I've been wrestling with the phrase, "the joy of the Lord is my strength." I looked it up, and it comes from Nehemiah 8:9-11. The 10th verse makes it very clear: "do not be grieved, for the joy of the LORD is your strength." Honestly, I've wondered how joy could be the prescription for grief and for the sense of weakness that comes with grieving.
I've realized recently that the joy that is our strength isn't a joy that we necessarily experience all the time. Our strength comes from the unchanging truth that God is constantly rejoicing because of his perfect knowledge of all things, his perfect control over all circumstances, and his ultimate victory over all his enemies. The Israelites grieved after hearing God's law, probably because they realized they hadn't and couldn't keep his law. But, the leaders told them not to grieve and pointed them to the One who was full of joy at his own victory over their sin.

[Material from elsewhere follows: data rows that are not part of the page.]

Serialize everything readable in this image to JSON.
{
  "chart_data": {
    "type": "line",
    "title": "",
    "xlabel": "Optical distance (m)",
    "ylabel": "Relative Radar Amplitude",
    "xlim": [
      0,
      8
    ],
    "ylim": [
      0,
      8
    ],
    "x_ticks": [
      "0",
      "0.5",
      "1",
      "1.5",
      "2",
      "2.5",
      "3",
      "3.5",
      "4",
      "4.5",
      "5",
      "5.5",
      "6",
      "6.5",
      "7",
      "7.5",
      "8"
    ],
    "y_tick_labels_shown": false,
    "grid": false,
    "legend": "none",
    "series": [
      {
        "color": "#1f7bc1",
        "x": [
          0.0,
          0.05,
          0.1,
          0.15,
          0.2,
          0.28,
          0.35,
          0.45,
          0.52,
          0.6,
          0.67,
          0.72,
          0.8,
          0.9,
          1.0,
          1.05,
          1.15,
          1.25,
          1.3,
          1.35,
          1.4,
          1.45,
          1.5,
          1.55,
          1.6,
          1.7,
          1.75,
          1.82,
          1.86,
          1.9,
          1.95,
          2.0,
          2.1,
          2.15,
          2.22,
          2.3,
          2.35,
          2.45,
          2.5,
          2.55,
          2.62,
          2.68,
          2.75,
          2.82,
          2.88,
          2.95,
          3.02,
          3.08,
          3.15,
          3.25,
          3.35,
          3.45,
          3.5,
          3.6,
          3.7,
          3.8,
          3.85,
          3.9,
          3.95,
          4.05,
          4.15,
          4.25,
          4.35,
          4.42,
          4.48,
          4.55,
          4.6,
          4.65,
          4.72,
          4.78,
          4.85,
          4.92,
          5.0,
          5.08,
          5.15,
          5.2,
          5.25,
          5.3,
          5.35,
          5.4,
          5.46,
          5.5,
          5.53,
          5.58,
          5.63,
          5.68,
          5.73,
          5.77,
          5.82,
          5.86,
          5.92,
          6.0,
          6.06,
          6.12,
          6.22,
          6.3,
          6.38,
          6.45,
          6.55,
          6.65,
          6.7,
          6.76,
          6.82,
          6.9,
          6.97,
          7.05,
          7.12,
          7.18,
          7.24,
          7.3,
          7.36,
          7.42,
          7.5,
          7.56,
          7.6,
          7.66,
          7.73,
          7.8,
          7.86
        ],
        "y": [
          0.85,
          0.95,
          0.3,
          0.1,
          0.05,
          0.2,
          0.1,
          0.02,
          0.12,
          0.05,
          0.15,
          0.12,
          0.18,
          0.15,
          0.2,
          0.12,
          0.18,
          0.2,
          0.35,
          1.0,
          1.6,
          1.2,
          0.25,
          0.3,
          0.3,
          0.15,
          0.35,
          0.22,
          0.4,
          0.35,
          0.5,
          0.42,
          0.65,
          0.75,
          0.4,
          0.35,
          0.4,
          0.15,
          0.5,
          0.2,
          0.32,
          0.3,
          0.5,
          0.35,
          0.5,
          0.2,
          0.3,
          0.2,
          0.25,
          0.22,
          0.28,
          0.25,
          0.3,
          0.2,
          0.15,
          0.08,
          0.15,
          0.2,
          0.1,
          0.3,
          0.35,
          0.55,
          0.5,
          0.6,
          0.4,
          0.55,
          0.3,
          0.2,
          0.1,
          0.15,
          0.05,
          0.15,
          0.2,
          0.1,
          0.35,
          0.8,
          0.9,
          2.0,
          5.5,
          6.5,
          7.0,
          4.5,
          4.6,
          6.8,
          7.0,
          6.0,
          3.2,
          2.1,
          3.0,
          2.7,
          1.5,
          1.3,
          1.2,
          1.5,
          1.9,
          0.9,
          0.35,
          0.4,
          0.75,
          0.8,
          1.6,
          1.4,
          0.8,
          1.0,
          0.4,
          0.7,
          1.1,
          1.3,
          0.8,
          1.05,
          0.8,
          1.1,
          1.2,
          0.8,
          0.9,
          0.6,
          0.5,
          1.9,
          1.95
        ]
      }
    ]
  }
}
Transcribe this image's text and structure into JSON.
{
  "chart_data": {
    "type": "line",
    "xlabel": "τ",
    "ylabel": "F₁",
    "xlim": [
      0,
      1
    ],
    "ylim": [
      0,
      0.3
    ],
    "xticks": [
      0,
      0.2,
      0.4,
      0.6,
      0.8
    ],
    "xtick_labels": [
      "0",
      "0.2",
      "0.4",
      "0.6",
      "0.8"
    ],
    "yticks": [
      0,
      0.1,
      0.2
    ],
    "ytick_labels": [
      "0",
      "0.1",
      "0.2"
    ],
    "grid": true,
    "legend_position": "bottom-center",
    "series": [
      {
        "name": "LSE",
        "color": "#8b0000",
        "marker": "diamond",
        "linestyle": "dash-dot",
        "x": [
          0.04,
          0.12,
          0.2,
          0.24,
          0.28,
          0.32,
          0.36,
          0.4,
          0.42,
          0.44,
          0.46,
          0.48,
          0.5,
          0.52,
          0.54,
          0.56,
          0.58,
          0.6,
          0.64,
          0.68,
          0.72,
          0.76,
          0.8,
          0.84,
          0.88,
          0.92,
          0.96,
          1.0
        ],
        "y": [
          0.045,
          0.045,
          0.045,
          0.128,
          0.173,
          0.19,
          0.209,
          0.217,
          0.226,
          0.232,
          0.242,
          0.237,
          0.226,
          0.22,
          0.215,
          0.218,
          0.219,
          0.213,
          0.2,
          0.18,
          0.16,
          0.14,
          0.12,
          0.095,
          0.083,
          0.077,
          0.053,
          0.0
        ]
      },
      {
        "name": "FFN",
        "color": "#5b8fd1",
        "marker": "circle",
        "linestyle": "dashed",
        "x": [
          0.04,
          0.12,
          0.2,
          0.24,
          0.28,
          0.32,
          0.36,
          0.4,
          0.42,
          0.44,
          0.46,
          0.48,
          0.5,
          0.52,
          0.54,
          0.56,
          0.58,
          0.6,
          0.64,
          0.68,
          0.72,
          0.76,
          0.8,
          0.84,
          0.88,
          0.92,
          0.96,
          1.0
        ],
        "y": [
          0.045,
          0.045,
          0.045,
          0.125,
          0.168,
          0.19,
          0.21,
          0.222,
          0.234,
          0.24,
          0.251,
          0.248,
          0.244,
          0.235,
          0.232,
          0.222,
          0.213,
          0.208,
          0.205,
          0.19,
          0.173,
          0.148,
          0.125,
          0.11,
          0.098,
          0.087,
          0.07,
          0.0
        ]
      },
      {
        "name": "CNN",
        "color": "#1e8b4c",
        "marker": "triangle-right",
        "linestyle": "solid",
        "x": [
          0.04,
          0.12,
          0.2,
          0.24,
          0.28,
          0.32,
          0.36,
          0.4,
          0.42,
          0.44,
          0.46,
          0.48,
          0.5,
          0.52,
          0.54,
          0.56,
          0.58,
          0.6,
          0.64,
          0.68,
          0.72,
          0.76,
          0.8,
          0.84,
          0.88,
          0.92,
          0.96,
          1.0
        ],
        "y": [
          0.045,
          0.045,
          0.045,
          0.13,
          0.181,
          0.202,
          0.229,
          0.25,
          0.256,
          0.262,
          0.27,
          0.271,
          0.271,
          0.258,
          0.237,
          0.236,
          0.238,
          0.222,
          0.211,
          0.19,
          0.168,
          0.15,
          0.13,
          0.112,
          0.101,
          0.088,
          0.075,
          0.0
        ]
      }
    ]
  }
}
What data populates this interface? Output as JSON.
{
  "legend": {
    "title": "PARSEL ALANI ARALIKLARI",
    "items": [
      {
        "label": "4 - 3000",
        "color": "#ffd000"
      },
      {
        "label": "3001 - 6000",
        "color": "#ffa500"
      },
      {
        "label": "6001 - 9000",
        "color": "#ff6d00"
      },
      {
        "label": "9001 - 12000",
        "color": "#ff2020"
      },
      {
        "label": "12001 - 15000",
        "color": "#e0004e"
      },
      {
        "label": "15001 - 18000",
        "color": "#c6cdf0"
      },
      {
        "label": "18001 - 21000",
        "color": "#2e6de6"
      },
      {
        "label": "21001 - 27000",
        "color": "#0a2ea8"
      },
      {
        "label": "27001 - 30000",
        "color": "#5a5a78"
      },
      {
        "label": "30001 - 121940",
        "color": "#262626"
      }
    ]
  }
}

In the same way, the Lord is constantly rejoicing in his own perfect knowledge of our circumstances and in his own victorious control over them.
I don't have His vantage point, but when I recognize that He is always rejoicing I understand that He must see and know something I don't know. I can find strength in that. God knows and controls the outcome of Ian's situation, and somehow it's good, though I don't understand how. When I look up to Him through my sadness wondering how things went so wrong for Ian and Larissa and I recognize that He is compassionately and confidently rejoicing despite Ian's circumstances, I can draw strength from that.
The Lord's joy is my strength.
Thank you for continuing to pray for Ian and for sharing in our struggle.